L’Assemblée nationale est de nouveau sous les projecteurs, et pas pour les bonnes raisons. La présidente a jugé bon de saisir le déontologue suite à la publication par Paris Match d’un cliché embarrassant. On y voit le député Charles Alloncle dans un «moment de détente» avec Shéhérazade Khandani, sa collaboratrice parlementaire. Une situation qui soulève des questions sur la décence et le professionnalisme au sein de nos institutions.

Le magazine, dans sa précipitation habituelle, avait d’abord qualifié Mme Khandani de «compagne» du député.

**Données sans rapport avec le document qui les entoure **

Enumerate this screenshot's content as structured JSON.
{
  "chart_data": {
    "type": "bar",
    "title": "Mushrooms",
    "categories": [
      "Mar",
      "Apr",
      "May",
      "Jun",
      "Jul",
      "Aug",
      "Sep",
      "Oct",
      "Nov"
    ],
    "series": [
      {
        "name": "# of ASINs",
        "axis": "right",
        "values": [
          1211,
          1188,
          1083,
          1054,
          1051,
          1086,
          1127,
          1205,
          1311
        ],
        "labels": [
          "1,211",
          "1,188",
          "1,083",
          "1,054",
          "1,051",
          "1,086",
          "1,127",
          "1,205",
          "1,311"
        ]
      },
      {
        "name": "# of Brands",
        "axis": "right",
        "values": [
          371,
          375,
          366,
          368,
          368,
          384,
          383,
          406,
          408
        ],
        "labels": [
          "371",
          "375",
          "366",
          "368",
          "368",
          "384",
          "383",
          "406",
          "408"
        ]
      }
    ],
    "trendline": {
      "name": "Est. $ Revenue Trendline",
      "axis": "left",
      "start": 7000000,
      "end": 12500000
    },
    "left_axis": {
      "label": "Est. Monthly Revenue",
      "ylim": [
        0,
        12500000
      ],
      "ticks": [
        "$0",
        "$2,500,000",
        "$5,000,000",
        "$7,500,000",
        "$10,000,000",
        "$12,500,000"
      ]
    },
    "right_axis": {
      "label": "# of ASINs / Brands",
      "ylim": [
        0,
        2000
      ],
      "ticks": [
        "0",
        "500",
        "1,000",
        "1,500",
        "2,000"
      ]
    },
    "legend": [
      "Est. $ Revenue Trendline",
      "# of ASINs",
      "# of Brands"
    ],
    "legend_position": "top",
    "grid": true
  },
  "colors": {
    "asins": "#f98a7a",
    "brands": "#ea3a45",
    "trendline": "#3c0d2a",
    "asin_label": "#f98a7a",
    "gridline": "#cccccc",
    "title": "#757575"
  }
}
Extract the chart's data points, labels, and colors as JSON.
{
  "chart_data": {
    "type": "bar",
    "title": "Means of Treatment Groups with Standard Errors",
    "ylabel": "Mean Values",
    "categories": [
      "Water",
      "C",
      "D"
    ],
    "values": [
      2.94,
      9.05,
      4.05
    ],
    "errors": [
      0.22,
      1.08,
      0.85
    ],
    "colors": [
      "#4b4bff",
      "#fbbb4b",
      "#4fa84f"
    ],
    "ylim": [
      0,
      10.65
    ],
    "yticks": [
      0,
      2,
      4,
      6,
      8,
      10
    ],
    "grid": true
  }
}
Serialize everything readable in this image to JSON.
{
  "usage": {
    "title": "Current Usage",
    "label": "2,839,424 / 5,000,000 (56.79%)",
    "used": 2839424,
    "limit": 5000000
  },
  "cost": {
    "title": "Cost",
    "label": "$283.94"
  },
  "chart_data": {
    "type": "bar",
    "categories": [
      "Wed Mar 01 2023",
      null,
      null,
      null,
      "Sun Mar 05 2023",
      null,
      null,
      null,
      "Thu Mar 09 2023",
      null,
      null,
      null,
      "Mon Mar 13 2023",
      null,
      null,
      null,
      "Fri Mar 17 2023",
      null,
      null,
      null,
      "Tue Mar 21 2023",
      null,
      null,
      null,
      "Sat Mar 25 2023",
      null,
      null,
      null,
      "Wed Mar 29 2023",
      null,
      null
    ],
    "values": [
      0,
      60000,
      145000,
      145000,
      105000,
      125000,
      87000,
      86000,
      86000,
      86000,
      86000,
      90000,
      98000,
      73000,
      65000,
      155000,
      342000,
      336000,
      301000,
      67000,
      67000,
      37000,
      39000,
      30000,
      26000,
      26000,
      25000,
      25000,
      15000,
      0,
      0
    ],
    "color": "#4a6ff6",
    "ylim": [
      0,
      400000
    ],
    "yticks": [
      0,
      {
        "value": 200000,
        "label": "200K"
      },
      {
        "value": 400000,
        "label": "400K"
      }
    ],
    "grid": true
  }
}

Une erreur rapidement rectifiée en «amie», mais le mal est fait. Cette précipitation médiatique à juger et étiqueter est révélatrice d’une certaine complaisance. Mais cette rectification ne dissipe en rien le malaise. La ligne entre vie privée et fonctions publiques semble de plus en plus floue, ou volontairement ignorée par certains élus.

Que penser de cette légèreté affichée, alors que les citoyens attendent de leurs représentants une exemplarité irréprochable ? Le déontologue aura fort à faire pour démêler cette affaire qui, au-delà de l’anecdote, pose la question de l’éthique et de la transparence. Les Français, déjà sceptiques envers leur classe politique, voient une fois de plus leurs craintes justifiées par des comportements qui manquent singulièrement de rigueur.

Cet incident, loin d’être isolé, contribue à la dégradation de l’image de l’Assemblée et de ses membres. Il est temps que des mesures soient prises pour restaurer la confiance et exiger une conduite exemplaire de la part de tous. Car chaque écart, chaque photo malheureuse, érode un peu plus la crédibilité d’une institution déjà fragilisée.